Effect of negative mechanical stress on the orientation of myosin cross-bridges in muscle fibers

The effect of positive and negative stress on myosin cross-bridge orientation in glycerinated muscle fibers was investigated by using fluorescence polarization spectroscopy of the emission from the covalent label tetramethylrhodamine-5-(and -6-)-iodoacetamide (IATR) specifically modifying sulfhydryl one (SH1) on the myosin heavy chain. Positive tension was applied by stretching the fiber in rigor. Negative tension was applied in two steps by using a protocol introduced by Goldman et al. [Goldman, Y.E., McCray, J.A. & Vallette, D.P. (1988) J. Physiol. (London) 398, 75P]: relaxing a fiber at resting length and stretching it until the relaxed tension is appreciable and then placing the fiber in rigor and releasing the tension onto the rigor cross-bridges.
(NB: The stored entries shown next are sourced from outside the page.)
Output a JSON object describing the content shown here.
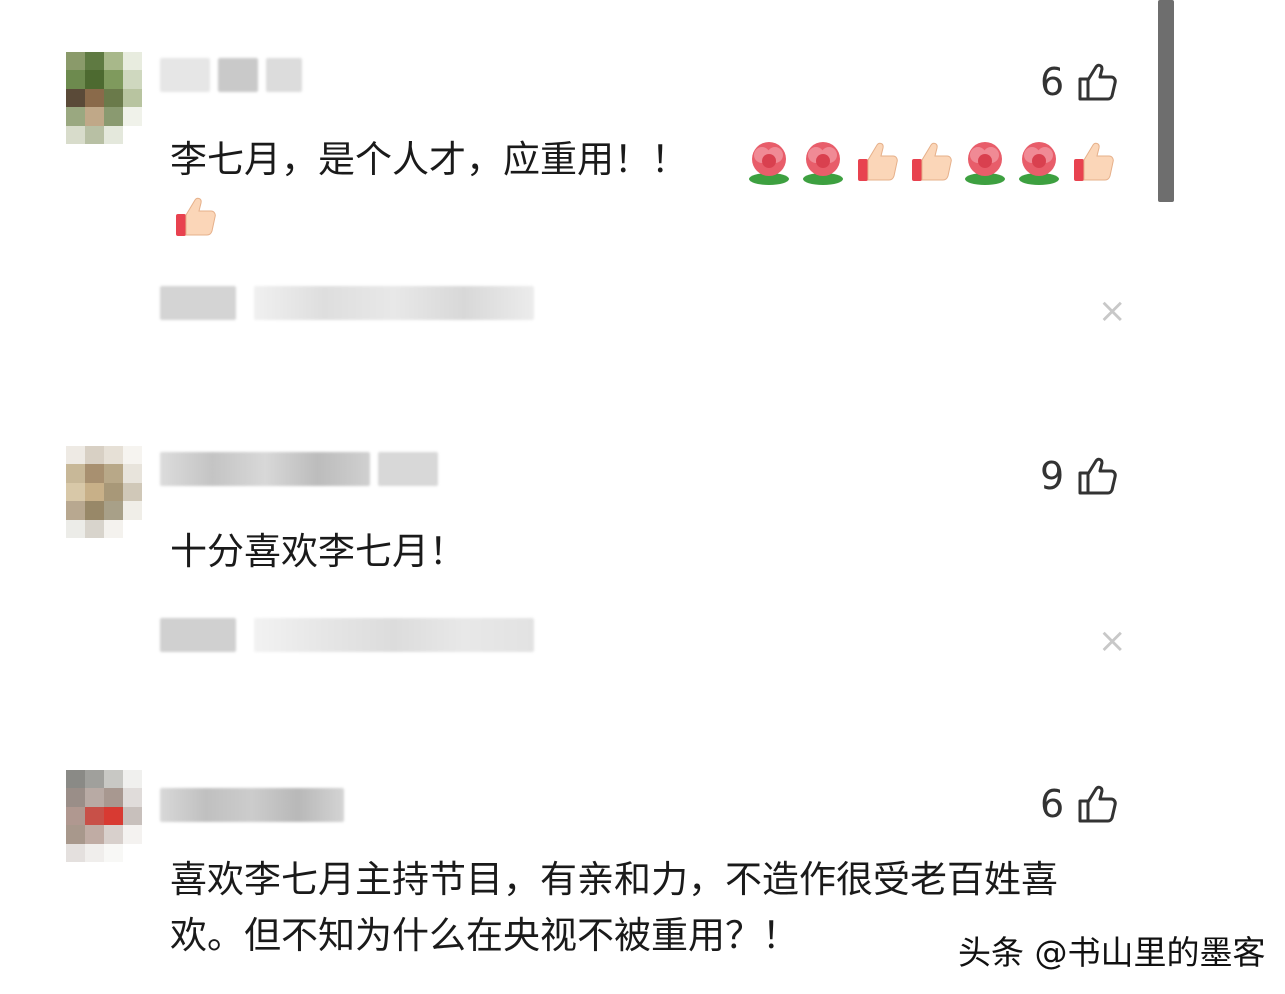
{
  "comments": [
    {
      "likes": "6",
      "text": "李七月，是个人才，应重用！！",
      "emojis": [
        "flower-emoji",
        "flower-emoji",
        "thumbs-up-emoji",
        "thumbs-up-emoji",
        "flower-emoji",
        "flower-emoji",
        "thumbs-up-emoji",
        "thumbs-up-emoji"
      ]
    },
    {
      "likes": "9",
      "text": "十分喜欢李七月！"
    },
    {
      "likes": "6",
      "text": "喜欢李七月主持节目，有亲和力，不造作很受老百姓喜欢。但不知为什么在央视不被重用？！"
    }
  ],
  "close_glyph": "×",
  "watermark": "头条 @书山里的墨客",
  "colors": {
    "text": "#1a1a1a",
    "like": "#333333",
    "close": "#c8c8c8",
    "scrollbar": "#6e6e6e"
  }
}
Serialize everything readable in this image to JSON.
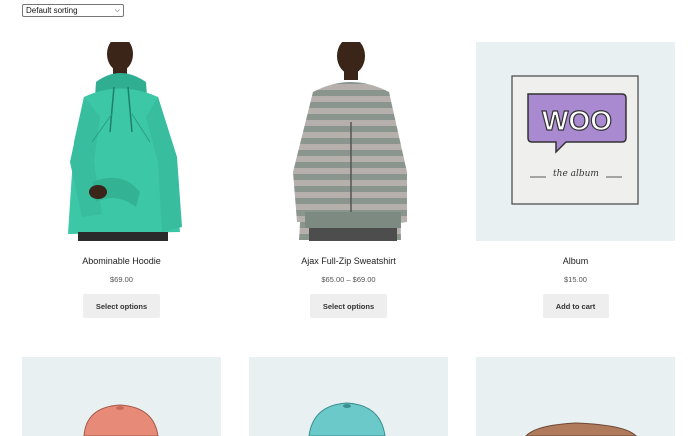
{
  "sorting": {
    "selected": "Default sorting"
  },
  "products": [
    {
      "title": "Abominable Hoodie",
      "price": "$69.00",
      "button": "Select options",
      "image": "teal-hoodie"
    },
    {
      "title": "Ajax Full-Zip Sweatshirt",
      "price": "$65.00 – $69.00",
      "button": "Select options",
      "image": "striped-zip-hoodie"
    },
    {
      "title": "Album",
      "price": "$15.00",
      "button": "Add to cart",
      "image": "woo-album-cover"
    }
  ],
  "album_art": {
    "logo_text": "WOO",
    "caption": "the album"
  },
  "next_row_images": [
    "red-cap",
    "blue-cap",
    "brown-hat"
  ],
  "colors": {
    "hoodie_teal": "#3cc7a6",
    "stripe_gray": "#7a8a80",
    "woo_purple": "#a98ad0",
    "image_bg": "#e8f0f2",
    "button_bg": "#eeeeee"
  }
}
We found, as have others, that positive tension has no effect on the fluorescence polarization spectrum from the SH1-bound probe, indicating that the cross-bridge does not rotate under these conditions. Negative tension, however, causes a change in the fluorescence polarization spectrum that indicates a probe rotation. The changes in the polarization spectrum from negative stress are partially reversed by the subsequent application of positive stress. It appears that negative tension strains the cross-bridge, or the cross-bridge domain containing SH1, and causes it to rotate.